Regardless of the channel, people hear about your practice if you offer something unique that sets you apart from other chiropractors. Maybe it’s an overly kid-friendly waiting room, a minimal wait time, validated parking, or free dietary supplements, offer something unique and special to your patients.
When brainstorming on inexpensive in-office perks for your patients, focus on the uniqueness of the offer. For example, most chiropractors already have a TV in their waiting room, and a flat-screen won’t set you apart just because it’s fancy. Instead, add something truly unique that you’re excited to tell patients about, like a shoeshine from the receptionist with every visit. It’s random, it’s quirky, it’s helpful and it’s definitely unique. Put yourself in any patient’s shoes, no matter how grubby those shoes may be: you could see the chiropractor with a flat screen TV in the waiting room, or see the chiropractor with an old TV you watch while your shoes get spiffed up for free.
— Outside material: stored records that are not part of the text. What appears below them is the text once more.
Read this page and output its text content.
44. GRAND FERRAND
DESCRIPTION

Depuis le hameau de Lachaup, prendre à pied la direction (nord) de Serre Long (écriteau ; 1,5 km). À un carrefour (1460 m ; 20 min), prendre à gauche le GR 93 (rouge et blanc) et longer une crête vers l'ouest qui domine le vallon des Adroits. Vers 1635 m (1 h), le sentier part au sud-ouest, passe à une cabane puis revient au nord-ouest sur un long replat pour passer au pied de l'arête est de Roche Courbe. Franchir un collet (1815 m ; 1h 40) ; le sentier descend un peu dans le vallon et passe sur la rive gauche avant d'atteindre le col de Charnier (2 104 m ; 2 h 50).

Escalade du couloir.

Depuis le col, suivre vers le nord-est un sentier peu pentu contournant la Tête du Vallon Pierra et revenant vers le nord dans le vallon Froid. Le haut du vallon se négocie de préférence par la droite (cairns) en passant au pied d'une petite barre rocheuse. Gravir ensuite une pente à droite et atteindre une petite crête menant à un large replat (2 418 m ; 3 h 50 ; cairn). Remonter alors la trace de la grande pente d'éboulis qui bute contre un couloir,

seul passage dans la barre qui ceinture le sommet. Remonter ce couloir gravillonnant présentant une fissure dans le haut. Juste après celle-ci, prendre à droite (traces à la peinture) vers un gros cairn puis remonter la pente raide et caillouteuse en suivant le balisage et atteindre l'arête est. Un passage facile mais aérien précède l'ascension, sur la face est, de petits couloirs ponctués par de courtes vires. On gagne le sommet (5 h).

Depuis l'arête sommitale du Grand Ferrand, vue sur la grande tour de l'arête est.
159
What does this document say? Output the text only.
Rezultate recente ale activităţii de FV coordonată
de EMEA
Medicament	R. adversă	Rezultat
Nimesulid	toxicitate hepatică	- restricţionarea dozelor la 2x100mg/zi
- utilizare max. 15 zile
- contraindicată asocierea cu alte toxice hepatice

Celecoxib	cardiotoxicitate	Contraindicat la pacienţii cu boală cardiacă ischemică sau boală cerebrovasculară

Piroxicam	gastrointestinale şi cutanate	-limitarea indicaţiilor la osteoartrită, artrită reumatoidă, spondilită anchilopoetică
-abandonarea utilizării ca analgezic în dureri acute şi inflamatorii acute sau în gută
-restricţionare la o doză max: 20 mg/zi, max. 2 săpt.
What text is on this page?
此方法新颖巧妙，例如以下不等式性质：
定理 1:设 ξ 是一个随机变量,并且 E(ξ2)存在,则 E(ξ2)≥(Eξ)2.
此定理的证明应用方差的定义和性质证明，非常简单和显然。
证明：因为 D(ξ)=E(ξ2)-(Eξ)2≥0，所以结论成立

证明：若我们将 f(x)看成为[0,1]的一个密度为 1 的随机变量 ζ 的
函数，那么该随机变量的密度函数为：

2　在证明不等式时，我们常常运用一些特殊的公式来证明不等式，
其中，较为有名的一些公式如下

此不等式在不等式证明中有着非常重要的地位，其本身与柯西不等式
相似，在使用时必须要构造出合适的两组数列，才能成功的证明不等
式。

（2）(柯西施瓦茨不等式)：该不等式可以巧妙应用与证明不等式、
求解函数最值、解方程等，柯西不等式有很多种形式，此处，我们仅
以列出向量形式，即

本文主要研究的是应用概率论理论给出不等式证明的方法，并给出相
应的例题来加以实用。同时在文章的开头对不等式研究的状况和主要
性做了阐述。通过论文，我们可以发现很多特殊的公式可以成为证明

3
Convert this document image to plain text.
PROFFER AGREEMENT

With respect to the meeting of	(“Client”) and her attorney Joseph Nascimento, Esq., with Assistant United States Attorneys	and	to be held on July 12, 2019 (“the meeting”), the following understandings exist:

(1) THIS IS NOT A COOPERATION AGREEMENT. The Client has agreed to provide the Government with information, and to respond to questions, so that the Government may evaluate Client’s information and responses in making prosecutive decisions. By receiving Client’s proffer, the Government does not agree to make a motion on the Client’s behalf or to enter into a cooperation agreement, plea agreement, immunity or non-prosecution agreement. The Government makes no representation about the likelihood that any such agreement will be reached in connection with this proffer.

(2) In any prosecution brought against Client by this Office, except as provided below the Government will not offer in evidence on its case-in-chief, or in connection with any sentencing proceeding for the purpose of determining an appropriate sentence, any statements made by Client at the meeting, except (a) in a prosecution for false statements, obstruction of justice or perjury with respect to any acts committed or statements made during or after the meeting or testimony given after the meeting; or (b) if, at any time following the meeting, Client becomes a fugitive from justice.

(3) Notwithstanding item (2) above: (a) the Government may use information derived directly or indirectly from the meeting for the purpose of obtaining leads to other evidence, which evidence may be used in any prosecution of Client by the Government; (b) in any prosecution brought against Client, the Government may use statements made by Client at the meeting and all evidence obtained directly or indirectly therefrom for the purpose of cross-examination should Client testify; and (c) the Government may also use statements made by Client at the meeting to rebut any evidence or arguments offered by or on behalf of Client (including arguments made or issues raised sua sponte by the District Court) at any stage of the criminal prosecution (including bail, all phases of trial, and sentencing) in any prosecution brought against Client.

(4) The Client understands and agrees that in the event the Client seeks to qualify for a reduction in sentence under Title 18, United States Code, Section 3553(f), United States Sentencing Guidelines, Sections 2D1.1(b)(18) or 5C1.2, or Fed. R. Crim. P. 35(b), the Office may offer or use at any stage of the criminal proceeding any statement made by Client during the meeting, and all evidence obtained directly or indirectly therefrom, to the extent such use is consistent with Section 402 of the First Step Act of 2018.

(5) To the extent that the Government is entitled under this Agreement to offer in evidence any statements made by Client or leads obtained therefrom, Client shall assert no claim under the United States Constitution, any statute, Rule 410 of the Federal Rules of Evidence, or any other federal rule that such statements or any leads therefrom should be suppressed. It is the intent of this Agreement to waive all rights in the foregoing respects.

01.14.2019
I recall my much younger years working as a waiter for a local diner located inside a large auto mall. The service departments of the auto mall’s dealerships gave every service customer a free $10 gift certificate to our diner so they could grab a bite to eat and watch TV in a comfy booth while waiting for their car. It’s not genius or revolutionary, it’s simply thinking of the customer.
In the healthcare field, you can find several dentists offering small, free perks as part of their visits. They use those perks not only as loyalty enhancers, but as tools to calm patients who suffer from dental anxiety. Here’s an excerpt from their web site: “All of our treatment services include complimentary paraffin hand waxes, facial massages and lip therapy, delivered in a tranquil environment. Enjoy soothing spa sounds every relaxing moment and be entranced by calming aromatherapy.”
I’m not suggesting you turn your professional medical practice into a day spa, but small perks like “complimentary lip therapy” — or “chapstick” as us laymen would call it — brings patients to your practice.
Small, inexpensive services can change your business forever because they give your office an identity and drive new patients through the door. Those types of free perks turn a no-name small business into the industry’s most profitable, like Southwest.